I translated you into a language I could chew—

chomp between my teeth like
the abalone in ceviche
then swallow down with lemon
and Cholula.

Ay! God only knows how I loved
to speak you:

Machismo man, with your mami
complex I honestly
believed I could cure.

I’d perform a limpieza of your heart.
I’d be your curandera
my mouth the sage,
tongue,
the candle.

I should have known from that
first introduction with your mother;
she called me La Henna behind my back.
Y La Profesora.

I wanted to trade my white half
for the color of your eyes,
the masa in her kitchen.

Instead, I learned to love in Spanish,
to grieve in stanzas,

to let go in between.

To hang on in the words that have no
translation.

 


Jennifer Givhan is a Mexican-American poet who earned her Master’s Degree in English literature with an emphasis on feminist poetry and Latina motherhood at California State University Fullerton, where she was the recipient of the Graduate Equity Fellowship.

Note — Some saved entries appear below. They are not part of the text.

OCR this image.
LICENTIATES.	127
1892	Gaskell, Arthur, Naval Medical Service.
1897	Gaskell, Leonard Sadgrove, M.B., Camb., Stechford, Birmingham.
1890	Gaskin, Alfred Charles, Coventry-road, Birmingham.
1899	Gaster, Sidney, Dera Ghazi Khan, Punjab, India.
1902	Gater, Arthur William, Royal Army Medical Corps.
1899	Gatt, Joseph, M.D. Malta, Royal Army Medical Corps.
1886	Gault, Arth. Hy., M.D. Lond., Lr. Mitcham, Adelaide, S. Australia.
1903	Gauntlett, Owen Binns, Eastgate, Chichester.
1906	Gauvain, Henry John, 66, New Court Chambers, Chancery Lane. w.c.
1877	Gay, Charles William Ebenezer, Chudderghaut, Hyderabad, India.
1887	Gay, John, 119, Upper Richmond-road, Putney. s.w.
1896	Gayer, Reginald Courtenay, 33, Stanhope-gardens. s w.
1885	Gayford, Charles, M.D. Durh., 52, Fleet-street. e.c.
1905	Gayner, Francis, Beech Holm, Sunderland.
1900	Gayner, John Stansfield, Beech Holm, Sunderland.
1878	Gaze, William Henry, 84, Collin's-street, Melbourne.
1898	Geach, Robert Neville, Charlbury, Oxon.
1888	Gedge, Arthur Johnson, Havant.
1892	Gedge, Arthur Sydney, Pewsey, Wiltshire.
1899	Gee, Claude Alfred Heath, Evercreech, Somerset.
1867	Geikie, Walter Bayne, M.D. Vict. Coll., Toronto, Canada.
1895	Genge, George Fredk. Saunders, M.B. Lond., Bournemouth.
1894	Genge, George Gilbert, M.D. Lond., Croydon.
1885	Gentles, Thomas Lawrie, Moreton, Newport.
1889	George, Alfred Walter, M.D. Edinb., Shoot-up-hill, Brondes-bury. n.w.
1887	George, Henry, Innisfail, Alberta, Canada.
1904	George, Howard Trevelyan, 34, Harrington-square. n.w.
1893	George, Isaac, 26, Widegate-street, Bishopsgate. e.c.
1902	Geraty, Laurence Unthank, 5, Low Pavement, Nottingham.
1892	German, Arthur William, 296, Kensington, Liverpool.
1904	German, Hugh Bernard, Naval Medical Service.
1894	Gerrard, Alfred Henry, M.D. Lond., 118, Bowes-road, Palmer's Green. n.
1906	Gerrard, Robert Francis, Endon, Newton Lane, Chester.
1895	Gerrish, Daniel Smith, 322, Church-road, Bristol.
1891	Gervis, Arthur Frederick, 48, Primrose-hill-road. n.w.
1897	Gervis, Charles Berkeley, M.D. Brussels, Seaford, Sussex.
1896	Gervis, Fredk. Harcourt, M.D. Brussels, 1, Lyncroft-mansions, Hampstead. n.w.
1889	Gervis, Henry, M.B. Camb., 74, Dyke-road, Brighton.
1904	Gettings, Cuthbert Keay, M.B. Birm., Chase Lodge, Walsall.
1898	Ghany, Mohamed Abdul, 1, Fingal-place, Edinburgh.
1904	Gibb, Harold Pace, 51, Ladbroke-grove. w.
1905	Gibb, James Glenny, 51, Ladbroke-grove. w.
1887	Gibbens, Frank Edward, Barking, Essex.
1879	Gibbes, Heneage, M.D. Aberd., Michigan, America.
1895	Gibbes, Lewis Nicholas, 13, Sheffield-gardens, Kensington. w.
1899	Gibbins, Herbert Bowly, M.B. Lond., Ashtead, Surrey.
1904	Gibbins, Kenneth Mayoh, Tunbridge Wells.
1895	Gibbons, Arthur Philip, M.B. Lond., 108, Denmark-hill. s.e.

She teaches composition at Fullerton and Cerritos Colleges, and she is currently applying for Ph.D. programs and working on a full-length collection of poetry. Her poems have been published in Verdad, Dash, Caesura, Mom Writer’s Literary Magazine, Third Wednesday, Cutthroat, Pinyon, Earth’s Daughters, Palabra, and Rockhurst Review. Jennifer lives in Southern California with her husband and toddler son.